There was Yvette Gonzalez of Oxnard, her head sticking out of a strawberry cutout, and a sweet, freshly tossed dollop of strawberry goo and whipped cream on her face.

"I thought he loved me," Gonzalez joked, dabbing at her red-streaked face. "I'll make him pay for this." The couple were among the 38,000 people at the 17th annual California Strawberry Festival in Oxnard on Saturday ready to buy, eat, admire, toss and, in some cases, wear the juicy, red berries.

"We're right on target," said Don DeArmond, the festival chairman, about this year's attendance. "We're bringing out people to a fine community event, and there are 25 or so nonprofit [groups] benefiting from food sales. We're proud of that."

DeArmond said he expects a bigger turnout today because more people typically attend the festival on Sunday. "You get good sunshine, that makes people want to come visit," he said. The festival is open from 10 a.m. to 6:30 p.m. at Oxnard's College Park.

Oxnard is the state's second-largest producer of strawberries, behind Watsonville, growing 25% of the yield, according to the California Strawberry Commission, thanks in part to the kind of beautiful weather festival-goers experienced Saturday.

Booth after booth offered strawberry delights:

Strawberry pizza. Strawberry shortcake. Strawberry beer. Strawberry kebabs. And just plain strawberries, thousands of them, sold on flat after flat.

At Camarillo Roadrunners Youth Football crepe booth, volunteers hauled in 850 pounds of strawberries in juice, 40 flats of whole strawberries, 27 buckets of whipped cream and 25 buckets of chocolate mousse--enough for 3,000 crepes over the two-day festival.

Yes, the festival is clearly a celebration of the berry, said Tony Godinez, who managed the Roadrunners booth. But it's also a chance to meet people from all over Southern California who trek to Oxnard to sate their hunger for the luscious fruit.

Godinez said he has one customer, an elderly woman from San Diego, who comes to his booth every year and insists on paying for her first crepe, but she doesn't mind taking a couple of freebies home. "We were worried because we didn't see her until late last year," he said. "This year she called to tell me she'd be here."

In a change of pace for a festival almost entirely devoted to strawberries, crowds of visitors cheered the Alpo Canine Frisbee disc regional championships, as teams of high-flying dogs and their masters performed flying disc pet tricks.

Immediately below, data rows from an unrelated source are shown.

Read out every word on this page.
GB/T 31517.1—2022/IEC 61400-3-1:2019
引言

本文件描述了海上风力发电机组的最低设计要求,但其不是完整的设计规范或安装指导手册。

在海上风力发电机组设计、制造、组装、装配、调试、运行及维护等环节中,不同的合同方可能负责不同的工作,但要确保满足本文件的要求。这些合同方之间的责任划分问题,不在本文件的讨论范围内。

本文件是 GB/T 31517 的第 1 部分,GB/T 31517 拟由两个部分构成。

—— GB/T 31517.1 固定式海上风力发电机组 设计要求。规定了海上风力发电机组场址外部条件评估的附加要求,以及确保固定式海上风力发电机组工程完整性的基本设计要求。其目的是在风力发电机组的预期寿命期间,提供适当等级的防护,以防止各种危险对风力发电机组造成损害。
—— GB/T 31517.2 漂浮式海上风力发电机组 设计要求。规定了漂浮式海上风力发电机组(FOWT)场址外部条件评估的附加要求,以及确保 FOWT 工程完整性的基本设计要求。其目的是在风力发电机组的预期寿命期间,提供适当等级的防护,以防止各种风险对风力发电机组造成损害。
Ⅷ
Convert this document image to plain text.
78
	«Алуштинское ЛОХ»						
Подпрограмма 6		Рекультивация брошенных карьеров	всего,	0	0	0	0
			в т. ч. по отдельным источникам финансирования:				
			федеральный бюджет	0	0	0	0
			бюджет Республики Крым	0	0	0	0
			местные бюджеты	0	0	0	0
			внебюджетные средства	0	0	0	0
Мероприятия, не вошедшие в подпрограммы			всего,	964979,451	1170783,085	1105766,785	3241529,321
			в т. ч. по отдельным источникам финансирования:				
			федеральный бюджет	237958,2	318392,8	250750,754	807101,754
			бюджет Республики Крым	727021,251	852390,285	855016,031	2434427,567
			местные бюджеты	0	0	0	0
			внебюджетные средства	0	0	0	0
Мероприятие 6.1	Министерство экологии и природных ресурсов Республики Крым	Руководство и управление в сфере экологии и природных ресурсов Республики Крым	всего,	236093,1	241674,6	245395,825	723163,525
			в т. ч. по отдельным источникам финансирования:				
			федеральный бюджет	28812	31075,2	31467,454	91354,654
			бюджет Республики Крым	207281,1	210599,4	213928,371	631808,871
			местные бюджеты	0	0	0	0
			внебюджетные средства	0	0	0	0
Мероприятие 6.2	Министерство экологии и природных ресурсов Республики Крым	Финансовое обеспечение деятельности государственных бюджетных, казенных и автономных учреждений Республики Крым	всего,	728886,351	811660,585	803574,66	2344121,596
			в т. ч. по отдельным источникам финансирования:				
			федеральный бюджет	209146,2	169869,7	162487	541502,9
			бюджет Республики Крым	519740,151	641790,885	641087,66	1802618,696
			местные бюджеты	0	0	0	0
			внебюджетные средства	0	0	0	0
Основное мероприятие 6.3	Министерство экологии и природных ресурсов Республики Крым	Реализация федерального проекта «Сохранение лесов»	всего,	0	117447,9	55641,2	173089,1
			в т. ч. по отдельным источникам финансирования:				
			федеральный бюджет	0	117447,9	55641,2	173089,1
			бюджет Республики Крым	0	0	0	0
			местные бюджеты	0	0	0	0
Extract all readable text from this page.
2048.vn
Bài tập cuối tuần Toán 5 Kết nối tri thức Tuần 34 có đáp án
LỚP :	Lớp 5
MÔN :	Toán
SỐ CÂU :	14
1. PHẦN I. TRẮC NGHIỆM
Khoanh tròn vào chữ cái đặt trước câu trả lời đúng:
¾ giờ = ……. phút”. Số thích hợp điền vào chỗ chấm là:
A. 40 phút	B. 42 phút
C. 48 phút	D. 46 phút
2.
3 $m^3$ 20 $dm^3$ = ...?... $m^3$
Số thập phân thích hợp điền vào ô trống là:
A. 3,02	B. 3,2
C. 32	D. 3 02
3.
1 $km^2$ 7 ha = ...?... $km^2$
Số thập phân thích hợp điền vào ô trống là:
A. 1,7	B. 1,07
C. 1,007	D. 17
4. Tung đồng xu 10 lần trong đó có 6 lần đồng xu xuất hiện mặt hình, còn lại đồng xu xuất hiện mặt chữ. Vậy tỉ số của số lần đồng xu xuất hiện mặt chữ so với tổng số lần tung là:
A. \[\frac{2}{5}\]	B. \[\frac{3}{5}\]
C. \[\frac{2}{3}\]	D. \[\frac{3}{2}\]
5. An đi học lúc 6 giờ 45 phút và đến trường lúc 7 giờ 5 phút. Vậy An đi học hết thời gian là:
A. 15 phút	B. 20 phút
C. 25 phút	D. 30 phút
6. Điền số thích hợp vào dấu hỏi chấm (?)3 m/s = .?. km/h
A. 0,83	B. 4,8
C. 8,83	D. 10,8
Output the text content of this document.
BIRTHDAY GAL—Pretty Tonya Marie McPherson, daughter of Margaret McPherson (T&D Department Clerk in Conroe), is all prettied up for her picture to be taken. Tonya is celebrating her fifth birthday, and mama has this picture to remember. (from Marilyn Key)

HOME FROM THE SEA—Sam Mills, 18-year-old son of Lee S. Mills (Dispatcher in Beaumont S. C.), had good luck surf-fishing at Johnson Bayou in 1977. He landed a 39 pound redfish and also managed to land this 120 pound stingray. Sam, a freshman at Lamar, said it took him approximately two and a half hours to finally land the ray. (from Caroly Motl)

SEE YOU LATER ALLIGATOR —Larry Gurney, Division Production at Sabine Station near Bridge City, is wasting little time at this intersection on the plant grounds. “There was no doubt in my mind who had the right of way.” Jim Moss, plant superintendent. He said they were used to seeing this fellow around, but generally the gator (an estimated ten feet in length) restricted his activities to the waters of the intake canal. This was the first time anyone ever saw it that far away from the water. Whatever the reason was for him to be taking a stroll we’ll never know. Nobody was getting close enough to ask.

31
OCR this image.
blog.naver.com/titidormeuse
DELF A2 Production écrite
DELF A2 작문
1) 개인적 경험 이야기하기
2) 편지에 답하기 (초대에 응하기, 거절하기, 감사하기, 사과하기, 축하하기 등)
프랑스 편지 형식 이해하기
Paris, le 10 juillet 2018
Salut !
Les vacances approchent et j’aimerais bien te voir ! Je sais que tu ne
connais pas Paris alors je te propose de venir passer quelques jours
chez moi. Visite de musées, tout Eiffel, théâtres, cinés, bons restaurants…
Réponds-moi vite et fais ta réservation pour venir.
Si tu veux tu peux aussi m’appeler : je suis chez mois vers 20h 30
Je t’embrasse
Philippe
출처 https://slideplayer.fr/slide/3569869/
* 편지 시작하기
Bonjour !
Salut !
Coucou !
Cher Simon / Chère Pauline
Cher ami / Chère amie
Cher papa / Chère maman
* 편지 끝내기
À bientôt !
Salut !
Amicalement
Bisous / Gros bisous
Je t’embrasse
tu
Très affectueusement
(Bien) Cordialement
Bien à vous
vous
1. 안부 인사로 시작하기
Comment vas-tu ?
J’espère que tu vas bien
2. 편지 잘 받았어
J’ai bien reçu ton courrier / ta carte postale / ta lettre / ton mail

Jasmine Hyun of Torrance brought her Australian cattle dog, Snap, for a chance at the competition--just for fun, because Snap is a youngster. The pup grabbed the disc as Hyun spun it on her leg. She lunged for it as it soared through the air. She whipped around to grasp it in her mouth. "I just go out and have fun. Snap isn't a polished dog," Hyun said. "But now, we'll enjoy the strawberry festival. Even Snap."

Meanwhile, back at the tart toss, Carolyn Slaughter of Newbury Park took advantage of the opportunity to pelt her kids. They shrugged it off--even if their eyelashes did get a little sticky and their short hair stood straight up, with the help of strawberry goo.

"I like this," 10-year-old Andrew Slaughter said. "I just did it for the taste."